GLV-IX Route Servers

The route servers offer multi-lateral peering between the members of GLV-IX and speed up the peering process for new members.

The route servers act as BGP proxies, eliminating the need for direct peerings among the members. The route servers forward BGP announcements among the members according to rules set by the members themselves, without altering the BGP next-hop or the AS-PATH. As a result, the route servers participate in the BGP control plane without participating into the data plane of the exchanged traffic.

The use of route servers is mandatory for GLV-IX members. The route servers support MD5 passwords and usage is encouraged.

Peering with all route servers ir recommended. For members with multiple routers connected to GLV-IX, it is recommended that each of these routers connect to all route servers, and that each of those routers implement the same policy for all of those peerings. Members are not discouraged from setting up direct bgp peerings with other key members, in addition to peering with them through the route servers.

Zakusala Talejas
Sate Operational Operational
ASN 47352 47352
IPv4 185.1.236.1 185.1.236.2
IPv6 2001:7f8:126::1 2001:7f8:126::2

In some BGP implementations, the BGP process will discard by default any prefixes received from eBGP peers if the peer’s autonomous system (AS) number does not appear as first in the AS_PATH. This is always the case when peering with a route server, as the route server is configured to “hide” its AS number. Hence, when peering with the route servers, this check must be disabled.

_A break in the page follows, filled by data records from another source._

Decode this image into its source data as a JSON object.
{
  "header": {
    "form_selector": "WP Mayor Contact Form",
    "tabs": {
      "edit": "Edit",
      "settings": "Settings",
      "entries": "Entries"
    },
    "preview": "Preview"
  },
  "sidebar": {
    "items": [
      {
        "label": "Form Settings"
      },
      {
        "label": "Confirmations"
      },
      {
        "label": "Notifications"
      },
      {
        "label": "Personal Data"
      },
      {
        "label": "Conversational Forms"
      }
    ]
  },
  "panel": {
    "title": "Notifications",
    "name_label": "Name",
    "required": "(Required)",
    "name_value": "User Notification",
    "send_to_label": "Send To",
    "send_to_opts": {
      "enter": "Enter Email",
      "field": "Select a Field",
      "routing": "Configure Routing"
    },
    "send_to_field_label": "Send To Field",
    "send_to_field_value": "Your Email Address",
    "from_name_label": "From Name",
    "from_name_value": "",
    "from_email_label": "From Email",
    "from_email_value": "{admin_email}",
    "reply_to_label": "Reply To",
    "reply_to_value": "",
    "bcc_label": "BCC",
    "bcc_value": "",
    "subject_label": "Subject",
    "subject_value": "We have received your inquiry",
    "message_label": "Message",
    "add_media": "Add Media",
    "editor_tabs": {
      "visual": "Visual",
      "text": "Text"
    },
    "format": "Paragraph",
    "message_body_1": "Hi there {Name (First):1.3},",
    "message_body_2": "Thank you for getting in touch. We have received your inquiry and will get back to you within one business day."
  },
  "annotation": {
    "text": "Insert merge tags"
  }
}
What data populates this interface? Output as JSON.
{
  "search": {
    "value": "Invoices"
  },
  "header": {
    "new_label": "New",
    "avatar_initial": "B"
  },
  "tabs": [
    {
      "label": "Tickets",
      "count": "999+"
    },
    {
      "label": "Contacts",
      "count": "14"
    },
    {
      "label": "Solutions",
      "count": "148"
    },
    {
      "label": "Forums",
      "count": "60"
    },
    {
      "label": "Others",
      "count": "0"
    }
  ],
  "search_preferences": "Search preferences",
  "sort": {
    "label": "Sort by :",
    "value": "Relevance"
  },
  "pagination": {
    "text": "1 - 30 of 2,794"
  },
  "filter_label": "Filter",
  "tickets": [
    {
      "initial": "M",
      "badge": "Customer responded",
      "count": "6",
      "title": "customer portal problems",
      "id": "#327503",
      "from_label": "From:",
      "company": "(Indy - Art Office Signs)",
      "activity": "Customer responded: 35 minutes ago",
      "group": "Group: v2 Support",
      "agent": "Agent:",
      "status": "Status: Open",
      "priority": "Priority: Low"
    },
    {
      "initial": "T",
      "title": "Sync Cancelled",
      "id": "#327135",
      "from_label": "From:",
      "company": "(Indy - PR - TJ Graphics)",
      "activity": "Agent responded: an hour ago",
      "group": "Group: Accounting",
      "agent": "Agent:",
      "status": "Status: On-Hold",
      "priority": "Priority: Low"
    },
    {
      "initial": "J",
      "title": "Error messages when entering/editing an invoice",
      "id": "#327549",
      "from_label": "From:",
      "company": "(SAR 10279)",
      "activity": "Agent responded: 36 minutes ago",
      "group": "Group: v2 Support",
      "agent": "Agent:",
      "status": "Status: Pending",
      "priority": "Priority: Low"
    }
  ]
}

Example on Cisco devices: 

no bgp enforce-first-as
router bgp 47352
  neighbor < rs_ip > send-community both

BGP Communities

BGP communities can be used to control where the members prefix is advertised. By default, the route server will advertise each prefix to all connected members.

Community Usage
Advertisement control
Standard communities (16-bit AS only)
0:PeerAS Do not advertise to PeerAS
47352:PeerAS Announce to specific PeerAS
0:47352 Do not announce to all peers
47352:47352 Announce to all peers (implicit behavior)
47352:666 Blackholing (next_hop changes to *66)
Large communities (16/32-bit AS)
47352:0:PeerAS Do not advertise to PeerAS
47352:1:PeerAS Announce to specific PeerAS
47352:0:0 Do not announce to all peers
47352:1:0 Announce to all peers (implicit behavior)
Prepending
47352:101:PeerAS Prepend once to PeerAS
47352:102:PeerAS Prepend twice to PeerAS
47352:103:PeerAS Prepend thrice to PeerAS
Marking (performend by the route servers)
47352:1900:1 Prefix received by peering in Zakusala PoP
47352:1900:2 Prefix received by peering in Talejas PoP
47352:1900:3 Prefix received by peering in Valmiera PoP
47352:1900:4 Prefix received by peering in Daugavpils PoP
47352:1900:5 Prefix received by peering in Ventspils PoP
47352:1900:6 Prefix received by peering in Liepaja PoP

Blackholing

To blackhole a prefix member has to announce prefix with community 47352:666. This will change the next-hop of route to 185.1.236.66 or 2001:7f8:126::66. Traffic destined to those IPs will be filtered on ingress.

Received prefix processing

The route server will filter prefixes:

  • Prefixes with next-hop different than the peers IP(v4/v6) address
  • Martians and other unexpected routes
  • RPKI INVALID status
  • with the last AS in the AS-PATH not included in the member’s AS-SET
  • without a corresponding route object of same length that originates from an AS in the member’s AS-SET
  • Drop small prefixes – longer than /24 for IPv4 and longer than /48 for IPv6
  • Ensure there is at least 1 ASN and less than 64 ASNs in the AS path
  • Ensure the peer ASN is the same as the first ASN in the AS path
  • Drop any prefix with a well-known transit network ASN in the AS path

The route servers will change MED to optimize routing (i.e, between two same prefixes of the same AS, the closer (in terms of switching hops) will be selected).

The route server configuration is updated on an hourly basis, to reflect changes in IRRDBs and member portal.